At Dreamforce last Fall, Salesforce introduced it’s new platform offering, Salesforce1. This week I attended the World Tour event in NYC for Salesforce1 and spent some time talking to Salesforce execs and an assortment of customers about the platform. I’ve started to write this post several times since I first heard about it, but after yesterday’s event I think I finally have a complete picture of what it is, and isn’t.
Salesforce1 is a platform and it’s also the mobile app that replaces all the other mobile ways to interact with the Salesforce CRM system including Chatter. From an app perspective it pretty much does what you’d expect a mobile CRM app to do, so I’m going to focus on the platform capabilities for this post. The platform is built on top of the existing Force.com platform and provides an environment to the user that supports a catalog of API’s and device agnostic app development and deployment. In one sense you could consider Salesforce1 a mobile apps dev and management platform, but that is only be part of the story. It really forms the basic of connecting across any device, person and application in a single environment.
For Salesforce CRM customers Salesforce1 provides access from any device for:
- All Salesforce CRM apps
- All customer specific customizations
- All customer developed custom apps
- All AppExchange Apps
- Chatter feed and all notifications
As a development platform it provides the capability to build and deploy device agnostic apps to employees, partners and customers. A couple of examples might make this easier to understand. The first example is an internal one. Using Salesforce1 a company could provide a custom field service app that pulled customer data and service ticket data from Salesforce and combine that with technical drawing stored in the companies PLM system, repair specifications (or videos) stored in the company knowledge base as well as integration into a work order management system (as well as any number of other functions from legacy or other enterprise cloud applications) inside the Salesforce1 app “wrapper”. It’s not limited to apps though, you could also integrate sensor data in real time from the “thing” that the field service rep was servicing so that it could be remotely monitored from the field service app. In other words any connected “thing” could be incorporated into the app and used / acted on. This opens up all sorts of use cases around Internet of Things (IoT) and even wearables like Google Glass or Samsung’s Galaxy Gear watch.

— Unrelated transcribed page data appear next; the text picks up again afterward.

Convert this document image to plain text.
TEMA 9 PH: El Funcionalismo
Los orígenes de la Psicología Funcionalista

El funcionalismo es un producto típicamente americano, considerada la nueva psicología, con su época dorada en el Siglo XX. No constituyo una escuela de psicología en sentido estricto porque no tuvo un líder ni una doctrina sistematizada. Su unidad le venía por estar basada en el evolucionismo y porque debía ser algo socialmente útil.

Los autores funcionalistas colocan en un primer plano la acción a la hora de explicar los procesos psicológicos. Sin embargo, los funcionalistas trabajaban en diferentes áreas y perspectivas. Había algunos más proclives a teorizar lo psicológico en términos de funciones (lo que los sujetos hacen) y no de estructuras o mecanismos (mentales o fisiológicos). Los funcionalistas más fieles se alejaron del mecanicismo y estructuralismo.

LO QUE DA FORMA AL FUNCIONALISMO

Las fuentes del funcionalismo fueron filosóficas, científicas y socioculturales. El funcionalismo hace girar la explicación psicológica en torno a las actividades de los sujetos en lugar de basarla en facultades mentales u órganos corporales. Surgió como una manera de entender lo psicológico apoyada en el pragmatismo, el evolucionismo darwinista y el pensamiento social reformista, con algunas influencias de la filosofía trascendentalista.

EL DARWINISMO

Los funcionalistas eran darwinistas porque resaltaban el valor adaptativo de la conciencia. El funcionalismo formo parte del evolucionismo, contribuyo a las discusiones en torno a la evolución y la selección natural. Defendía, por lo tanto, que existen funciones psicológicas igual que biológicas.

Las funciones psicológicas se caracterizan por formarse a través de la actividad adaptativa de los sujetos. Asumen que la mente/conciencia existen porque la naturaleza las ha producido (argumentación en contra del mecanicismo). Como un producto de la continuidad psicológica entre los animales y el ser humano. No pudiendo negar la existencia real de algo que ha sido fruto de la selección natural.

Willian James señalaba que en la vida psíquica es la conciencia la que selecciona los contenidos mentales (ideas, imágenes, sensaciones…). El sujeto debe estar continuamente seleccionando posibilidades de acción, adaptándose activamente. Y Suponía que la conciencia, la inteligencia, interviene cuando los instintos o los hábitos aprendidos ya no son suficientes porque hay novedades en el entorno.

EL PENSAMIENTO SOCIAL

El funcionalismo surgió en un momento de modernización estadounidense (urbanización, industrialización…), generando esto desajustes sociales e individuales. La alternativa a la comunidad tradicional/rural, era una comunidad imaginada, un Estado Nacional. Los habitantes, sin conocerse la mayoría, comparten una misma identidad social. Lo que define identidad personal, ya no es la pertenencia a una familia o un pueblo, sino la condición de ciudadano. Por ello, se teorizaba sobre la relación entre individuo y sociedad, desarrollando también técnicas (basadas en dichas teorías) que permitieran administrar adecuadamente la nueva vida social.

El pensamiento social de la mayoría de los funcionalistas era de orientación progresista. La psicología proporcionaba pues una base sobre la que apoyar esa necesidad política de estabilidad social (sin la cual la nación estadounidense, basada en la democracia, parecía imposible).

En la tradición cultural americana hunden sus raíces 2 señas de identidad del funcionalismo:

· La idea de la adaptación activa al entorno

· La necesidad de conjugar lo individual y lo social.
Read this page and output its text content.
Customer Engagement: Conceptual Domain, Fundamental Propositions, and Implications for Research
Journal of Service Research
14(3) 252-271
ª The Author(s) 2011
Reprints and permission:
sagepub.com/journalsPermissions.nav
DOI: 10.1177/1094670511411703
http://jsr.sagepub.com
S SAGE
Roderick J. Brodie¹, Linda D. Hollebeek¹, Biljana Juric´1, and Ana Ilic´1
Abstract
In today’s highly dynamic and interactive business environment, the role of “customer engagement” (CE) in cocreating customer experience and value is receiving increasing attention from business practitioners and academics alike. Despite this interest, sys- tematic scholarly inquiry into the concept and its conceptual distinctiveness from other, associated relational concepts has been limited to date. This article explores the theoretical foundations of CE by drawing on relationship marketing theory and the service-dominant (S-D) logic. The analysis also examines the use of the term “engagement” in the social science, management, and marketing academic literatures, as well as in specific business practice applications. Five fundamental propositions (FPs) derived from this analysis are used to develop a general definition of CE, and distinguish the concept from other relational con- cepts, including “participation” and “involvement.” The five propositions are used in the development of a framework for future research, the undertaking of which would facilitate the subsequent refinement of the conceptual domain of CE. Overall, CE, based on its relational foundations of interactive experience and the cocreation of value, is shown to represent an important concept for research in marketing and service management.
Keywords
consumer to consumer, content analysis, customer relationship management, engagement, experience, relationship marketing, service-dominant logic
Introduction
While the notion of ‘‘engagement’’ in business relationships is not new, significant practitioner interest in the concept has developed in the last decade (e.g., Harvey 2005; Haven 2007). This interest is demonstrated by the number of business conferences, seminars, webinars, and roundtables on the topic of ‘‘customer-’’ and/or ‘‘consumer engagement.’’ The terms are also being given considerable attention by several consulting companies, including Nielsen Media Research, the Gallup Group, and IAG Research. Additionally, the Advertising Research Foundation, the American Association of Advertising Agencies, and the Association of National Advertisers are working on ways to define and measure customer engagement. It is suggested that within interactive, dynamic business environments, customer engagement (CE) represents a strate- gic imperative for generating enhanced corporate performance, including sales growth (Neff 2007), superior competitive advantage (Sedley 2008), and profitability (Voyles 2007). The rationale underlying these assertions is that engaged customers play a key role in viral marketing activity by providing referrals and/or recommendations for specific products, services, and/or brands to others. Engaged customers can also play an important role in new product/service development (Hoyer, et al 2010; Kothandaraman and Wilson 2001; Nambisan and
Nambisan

The second example is one that was presented yesterday at the tour event based on an actual customer story. The customer, Stanley Black and Decker used Salesforce1 to build a customer experience app for it’s DeWalt tools brand. The mobile app is a companion to the tools and available to customers that purchase the brand. It connects to a peer to peer customer community and is also then, connected directly to DeWalt customer service. In the scenario that would shown at the event, the user of the tool experienced a problem, used the app to log a question in the community that was picked up by a customer service rep. The rep logged the issue in the Service Cloud, search the knowledge base for an answer and responded to the customer with information and eventually used a real time screen sharing experience with video to walk the user through the repair. To me, this is exactly the type of experience that companies need to think through, and using a platform like Salesforce1 could add significant value to an overall customer experience strategy though connected mobile apps that help the end customer interact with the brand and with the brand’s customer community in real time.
The platform also provides mobile app management capabilities including 1 click deployment for any mobile app. As we move more towards managing the mobile enterprise by focusing on apps over devices this type of functionality gains importance. Since it’s almost impossible to manage to a specific device anymore, as employees feel empowered (and in many companies are empowered by bring you own device policies), managing enterprise access and security by the app will become the default.